Edmund Crispin
Brief Bio: British mystery author
Lived: 1921-1978
For further info: en.wikipedia.org
Quotes:
“The Divine Gift of Purely Nonsensical Speech and Action”
Fen sighed. “We are all becoming standardized and normal, Nigel. The divine gift of purely nonsensical speech and action is in atrophy. Would you believe it, a pupil of mine had the impertinence the other day to tick me off for reading him passages regarding the Fimble Fowl and the Quangle-Wangle as an illustration of pure poetic inventiveness; I put him in his place all right.” In the semi-darkness his eye became momentarily lambent with remembered satisfaction. “But there’s no eccentricity nowadays – none at all.”
1944 from the book The Case of the Gilded Fly
“An Irreplaceable Compact”
Euthanasia, Cadogan thought: they all regard it as that, and not as wilful slaughter, not as the violent cutting-off of an irreplaceable compact of passion and desire and affection and will; not as a thrust into unimagined and illimitable darkness.
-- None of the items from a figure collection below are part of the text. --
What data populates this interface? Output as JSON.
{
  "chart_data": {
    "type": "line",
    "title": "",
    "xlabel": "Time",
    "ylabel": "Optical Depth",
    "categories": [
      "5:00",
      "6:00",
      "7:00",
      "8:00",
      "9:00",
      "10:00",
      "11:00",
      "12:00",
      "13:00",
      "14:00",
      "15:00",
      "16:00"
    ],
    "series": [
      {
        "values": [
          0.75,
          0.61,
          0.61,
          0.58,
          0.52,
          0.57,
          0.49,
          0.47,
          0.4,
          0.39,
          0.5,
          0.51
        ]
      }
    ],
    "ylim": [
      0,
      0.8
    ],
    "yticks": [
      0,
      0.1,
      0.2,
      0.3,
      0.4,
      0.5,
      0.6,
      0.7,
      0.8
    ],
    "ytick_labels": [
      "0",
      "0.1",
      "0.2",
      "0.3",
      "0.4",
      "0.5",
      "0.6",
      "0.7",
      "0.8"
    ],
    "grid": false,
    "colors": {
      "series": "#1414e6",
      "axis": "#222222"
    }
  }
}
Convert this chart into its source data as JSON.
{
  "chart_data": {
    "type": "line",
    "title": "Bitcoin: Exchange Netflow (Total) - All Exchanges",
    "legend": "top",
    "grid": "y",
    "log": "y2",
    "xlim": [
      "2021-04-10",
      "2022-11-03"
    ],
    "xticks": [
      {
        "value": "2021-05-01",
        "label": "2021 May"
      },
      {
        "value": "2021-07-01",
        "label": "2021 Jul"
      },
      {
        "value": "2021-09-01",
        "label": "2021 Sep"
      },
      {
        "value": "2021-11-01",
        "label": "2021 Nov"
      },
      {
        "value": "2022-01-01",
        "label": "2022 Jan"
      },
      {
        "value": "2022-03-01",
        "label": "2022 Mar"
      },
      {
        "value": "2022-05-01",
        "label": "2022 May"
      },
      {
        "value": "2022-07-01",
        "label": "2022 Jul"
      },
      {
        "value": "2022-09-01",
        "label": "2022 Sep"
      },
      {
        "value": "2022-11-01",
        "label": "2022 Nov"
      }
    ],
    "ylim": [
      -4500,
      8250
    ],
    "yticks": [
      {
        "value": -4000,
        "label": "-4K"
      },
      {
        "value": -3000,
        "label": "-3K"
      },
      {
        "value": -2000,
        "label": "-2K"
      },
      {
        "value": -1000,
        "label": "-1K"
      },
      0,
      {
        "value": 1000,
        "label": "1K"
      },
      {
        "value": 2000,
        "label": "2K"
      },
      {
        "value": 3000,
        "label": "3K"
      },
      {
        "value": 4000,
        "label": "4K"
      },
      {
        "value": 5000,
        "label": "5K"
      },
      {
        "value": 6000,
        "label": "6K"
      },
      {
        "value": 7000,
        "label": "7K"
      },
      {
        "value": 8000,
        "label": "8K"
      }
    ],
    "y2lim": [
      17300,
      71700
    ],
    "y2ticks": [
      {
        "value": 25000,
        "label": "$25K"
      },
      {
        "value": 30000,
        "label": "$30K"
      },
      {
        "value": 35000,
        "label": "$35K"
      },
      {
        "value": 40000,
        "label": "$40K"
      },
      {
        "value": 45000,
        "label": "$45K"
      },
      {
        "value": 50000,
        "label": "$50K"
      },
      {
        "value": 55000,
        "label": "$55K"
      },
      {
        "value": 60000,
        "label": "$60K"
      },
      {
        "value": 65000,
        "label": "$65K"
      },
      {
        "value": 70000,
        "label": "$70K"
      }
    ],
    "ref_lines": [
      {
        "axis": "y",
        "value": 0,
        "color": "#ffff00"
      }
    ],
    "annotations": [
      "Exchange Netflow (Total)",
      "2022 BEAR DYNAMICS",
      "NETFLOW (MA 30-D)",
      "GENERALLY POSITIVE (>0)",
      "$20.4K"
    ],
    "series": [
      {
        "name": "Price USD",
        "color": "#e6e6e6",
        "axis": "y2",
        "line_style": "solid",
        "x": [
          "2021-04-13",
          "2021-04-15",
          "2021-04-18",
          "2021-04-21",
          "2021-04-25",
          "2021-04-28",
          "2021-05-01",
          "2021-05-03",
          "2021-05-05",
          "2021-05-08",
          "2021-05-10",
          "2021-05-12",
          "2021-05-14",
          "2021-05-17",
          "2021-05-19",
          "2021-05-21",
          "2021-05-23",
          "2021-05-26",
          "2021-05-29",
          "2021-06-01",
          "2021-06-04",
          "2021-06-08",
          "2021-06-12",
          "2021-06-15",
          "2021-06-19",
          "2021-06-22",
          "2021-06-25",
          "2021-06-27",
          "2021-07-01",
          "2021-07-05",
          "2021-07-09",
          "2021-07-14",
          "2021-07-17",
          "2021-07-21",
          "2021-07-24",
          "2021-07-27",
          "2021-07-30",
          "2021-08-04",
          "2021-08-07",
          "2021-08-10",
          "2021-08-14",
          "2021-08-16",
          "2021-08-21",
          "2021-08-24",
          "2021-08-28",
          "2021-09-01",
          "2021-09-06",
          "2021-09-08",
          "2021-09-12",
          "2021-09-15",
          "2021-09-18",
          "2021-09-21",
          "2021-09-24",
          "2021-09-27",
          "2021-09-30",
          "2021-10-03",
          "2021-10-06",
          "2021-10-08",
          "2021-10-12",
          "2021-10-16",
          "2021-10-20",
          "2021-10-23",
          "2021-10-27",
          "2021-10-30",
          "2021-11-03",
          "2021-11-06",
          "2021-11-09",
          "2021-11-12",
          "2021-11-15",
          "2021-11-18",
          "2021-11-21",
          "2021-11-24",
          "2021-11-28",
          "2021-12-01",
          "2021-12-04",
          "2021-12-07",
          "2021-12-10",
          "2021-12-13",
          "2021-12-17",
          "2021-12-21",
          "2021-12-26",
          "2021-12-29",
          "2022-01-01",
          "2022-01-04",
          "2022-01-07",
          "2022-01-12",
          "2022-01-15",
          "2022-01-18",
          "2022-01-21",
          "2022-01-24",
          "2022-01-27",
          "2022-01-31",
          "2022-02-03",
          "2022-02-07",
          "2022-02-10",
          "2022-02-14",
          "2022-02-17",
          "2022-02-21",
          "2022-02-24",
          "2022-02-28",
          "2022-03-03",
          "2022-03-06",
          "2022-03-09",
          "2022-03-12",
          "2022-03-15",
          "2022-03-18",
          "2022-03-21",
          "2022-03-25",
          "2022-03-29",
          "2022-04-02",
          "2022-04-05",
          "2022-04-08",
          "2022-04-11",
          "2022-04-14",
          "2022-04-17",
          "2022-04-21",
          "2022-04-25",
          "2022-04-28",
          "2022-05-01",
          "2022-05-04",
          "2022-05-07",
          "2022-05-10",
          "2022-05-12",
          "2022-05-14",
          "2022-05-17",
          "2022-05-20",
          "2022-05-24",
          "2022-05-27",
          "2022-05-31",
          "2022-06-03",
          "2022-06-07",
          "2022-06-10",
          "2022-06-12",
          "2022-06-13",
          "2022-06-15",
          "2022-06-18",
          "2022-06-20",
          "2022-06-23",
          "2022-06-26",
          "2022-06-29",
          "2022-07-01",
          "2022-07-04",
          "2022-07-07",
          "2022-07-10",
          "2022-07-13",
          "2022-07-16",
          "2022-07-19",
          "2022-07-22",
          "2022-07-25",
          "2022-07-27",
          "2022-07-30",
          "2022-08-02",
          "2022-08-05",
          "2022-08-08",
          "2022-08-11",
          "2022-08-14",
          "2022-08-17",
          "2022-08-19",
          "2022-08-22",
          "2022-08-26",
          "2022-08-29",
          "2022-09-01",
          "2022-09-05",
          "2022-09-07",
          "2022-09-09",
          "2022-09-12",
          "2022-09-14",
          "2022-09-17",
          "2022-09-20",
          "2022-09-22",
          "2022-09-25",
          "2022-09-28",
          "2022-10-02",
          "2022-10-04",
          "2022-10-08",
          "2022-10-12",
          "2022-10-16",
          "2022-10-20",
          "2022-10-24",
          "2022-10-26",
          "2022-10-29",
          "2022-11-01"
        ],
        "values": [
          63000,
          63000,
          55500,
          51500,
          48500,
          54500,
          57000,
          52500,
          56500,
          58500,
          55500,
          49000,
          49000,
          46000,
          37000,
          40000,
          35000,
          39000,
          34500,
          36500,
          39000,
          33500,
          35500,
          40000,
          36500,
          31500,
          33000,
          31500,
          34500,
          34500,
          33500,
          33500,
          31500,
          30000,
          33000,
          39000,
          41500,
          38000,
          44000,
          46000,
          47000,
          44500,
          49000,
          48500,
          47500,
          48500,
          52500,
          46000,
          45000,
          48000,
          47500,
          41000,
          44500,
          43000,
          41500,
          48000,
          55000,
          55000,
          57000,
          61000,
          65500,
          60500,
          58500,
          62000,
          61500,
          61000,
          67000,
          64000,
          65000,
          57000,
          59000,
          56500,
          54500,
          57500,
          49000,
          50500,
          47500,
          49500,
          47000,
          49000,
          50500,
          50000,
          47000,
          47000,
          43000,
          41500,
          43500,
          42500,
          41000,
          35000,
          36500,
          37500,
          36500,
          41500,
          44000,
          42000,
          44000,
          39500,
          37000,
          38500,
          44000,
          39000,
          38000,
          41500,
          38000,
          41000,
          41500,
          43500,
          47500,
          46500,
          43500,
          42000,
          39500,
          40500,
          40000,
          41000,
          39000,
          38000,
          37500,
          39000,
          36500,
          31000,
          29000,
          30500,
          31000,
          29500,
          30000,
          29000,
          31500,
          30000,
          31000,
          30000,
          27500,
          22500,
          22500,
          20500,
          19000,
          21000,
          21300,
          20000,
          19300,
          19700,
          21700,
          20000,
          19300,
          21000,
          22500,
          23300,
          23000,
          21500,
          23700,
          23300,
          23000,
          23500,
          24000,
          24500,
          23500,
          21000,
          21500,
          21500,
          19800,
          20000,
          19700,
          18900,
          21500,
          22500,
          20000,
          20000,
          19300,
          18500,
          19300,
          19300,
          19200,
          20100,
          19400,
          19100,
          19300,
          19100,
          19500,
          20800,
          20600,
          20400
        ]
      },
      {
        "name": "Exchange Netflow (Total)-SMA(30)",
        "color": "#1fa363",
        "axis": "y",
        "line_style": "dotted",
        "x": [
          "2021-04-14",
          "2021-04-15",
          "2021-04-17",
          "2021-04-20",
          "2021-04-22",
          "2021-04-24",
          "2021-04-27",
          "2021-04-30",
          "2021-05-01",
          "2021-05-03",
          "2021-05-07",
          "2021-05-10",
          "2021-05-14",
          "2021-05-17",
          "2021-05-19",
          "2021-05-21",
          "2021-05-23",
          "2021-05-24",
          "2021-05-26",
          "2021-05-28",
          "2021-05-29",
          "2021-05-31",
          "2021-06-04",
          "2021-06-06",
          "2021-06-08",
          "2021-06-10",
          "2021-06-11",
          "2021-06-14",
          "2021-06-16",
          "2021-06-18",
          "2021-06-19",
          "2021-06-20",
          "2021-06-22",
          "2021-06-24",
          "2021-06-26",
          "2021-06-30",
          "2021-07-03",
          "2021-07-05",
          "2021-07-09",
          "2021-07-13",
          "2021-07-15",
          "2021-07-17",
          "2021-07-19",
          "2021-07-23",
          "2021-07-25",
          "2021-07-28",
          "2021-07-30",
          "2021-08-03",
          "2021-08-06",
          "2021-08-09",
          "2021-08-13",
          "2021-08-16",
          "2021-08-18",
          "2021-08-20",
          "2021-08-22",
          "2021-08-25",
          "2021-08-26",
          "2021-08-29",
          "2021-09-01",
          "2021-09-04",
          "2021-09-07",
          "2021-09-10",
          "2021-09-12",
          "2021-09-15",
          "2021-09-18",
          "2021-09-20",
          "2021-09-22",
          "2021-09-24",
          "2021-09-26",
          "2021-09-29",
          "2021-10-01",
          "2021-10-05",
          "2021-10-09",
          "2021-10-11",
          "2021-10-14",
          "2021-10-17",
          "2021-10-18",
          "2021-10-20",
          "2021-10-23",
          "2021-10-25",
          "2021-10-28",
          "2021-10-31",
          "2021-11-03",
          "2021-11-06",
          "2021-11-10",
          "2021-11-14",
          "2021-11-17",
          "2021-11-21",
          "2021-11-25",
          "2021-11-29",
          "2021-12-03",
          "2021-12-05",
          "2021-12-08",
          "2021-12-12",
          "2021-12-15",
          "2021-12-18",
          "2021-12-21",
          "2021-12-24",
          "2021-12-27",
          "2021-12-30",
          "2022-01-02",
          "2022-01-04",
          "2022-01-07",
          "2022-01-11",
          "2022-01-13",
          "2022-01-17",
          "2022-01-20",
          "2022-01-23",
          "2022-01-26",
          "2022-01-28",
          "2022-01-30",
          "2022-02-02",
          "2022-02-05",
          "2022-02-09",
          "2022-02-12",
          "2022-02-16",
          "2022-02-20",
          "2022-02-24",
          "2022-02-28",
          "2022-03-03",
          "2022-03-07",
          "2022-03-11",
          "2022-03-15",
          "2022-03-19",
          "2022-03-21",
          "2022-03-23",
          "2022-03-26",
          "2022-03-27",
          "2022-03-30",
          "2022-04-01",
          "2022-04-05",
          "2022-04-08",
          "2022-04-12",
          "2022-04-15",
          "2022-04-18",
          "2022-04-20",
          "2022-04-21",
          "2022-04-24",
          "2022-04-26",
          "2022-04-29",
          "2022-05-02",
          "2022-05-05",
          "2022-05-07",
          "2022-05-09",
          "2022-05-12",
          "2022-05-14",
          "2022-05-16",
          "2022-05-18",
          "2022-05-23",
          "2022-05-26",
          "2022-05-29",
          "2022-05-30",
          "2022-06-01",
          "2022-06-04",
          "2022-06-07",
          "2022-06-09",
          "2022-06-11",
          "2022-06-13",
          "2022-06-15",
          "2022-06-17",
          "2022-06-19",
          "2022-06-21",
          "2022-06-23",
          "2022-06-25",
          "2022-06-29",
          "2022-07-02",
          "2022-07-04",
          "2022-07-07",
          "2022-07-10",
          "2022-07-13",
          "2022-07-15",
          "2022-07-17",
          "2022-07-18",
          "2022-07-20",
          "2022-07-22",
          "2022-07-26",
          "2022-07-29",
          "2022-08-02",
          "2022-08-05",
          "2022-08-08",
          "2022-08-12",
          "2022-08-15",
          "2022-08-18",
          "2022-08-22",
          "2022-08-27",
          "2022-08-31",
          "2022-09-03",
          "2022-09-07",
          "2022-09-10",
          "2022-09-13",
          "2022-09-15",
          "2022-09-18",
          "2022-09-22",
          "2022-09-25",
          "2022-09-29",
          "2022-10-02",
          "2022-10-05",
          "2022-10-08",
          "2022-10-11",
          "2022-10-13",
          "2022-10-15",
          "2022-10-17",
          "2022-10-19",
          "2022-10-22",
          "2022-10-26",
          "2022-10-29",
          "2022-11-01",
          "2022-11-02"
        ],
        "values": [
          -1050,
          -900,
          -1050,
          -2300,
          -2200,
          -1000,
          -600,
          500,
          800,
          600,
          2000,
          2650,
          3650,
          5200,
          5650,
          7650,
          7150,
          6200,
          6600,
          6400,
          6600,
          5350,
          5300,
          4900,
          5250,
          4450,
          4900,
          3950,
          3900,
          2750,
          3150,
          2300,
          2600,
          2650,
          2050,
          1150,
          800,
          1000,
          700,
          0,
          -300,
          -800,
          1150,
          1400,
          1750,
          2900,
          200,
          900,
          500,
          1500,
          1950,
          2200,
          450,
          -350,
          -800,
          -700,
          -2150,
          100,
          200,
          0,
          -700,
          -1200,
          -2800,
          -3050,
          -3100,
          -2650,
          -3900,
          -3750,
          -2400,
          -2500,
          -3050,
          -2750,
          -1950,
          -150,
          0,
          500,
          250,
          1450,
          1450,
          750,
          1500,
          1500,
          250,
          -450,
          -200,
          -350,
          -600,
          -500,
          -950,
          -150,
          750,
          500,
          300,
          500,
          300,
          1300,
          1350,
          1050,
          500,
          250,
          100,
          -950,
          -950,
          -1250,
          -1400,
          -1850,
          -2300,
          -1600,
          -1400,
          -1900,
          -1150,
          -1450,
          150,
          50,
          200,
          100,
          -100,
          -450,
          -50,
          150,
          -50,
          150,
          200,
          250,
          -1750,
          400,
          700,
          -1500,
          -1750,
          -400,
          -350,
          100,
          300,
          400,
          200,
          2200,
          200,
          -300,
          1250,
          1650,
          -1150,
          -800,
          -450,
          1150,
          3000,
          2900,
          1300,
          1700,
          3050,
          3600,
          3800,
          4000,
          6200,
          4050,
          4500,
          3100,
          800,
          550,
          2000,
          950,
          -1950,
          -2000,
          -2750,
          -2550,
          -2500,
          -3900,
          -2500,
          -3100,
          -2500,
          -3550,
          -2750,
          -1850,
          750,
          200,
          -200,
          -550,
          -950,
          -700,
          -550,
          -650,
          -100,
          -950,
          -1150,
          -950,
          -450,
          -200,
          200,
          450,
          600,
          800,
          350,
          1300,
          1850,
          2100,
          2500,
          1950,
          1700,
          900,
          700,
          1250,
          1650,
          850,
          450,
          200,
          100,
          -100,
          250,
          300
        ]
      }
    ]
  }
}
1946 from the book The Moving Toyshop
“All must be held valuable, or none”
“But none of us has the right to assess the value of a human existence. All must be held valuable, or none. The death of Christ and the death of Socrates,” Fen added dryly, “suggest that our judgments are scarcely infallible… And the evil of Nazism lay precisely in this, that a group of men began to differentiate between the value of their fellow-beings, and to act on their conclusions. It isn’t a habit which I, for one, would like to encourage.”
1947 from the book Swan Song
“Mistrust of experts”
Mistrust of experts, in spite of all that the apologists for technocracy can advance against it, is deeply rooted in the English character, and Fen, whose habit of mind was not cosmopolitan, shared in it abundantly.
1950 from the book Sudden Vengeance
“Superstition is not mere intellectual error”
Superstition is not mere intellectual error; it is a part of the emotional life, and the worldly-wise who suppress it do so at the risk of impoverishing their souls, an eventuality which for the most part they do not succeed in avoiding.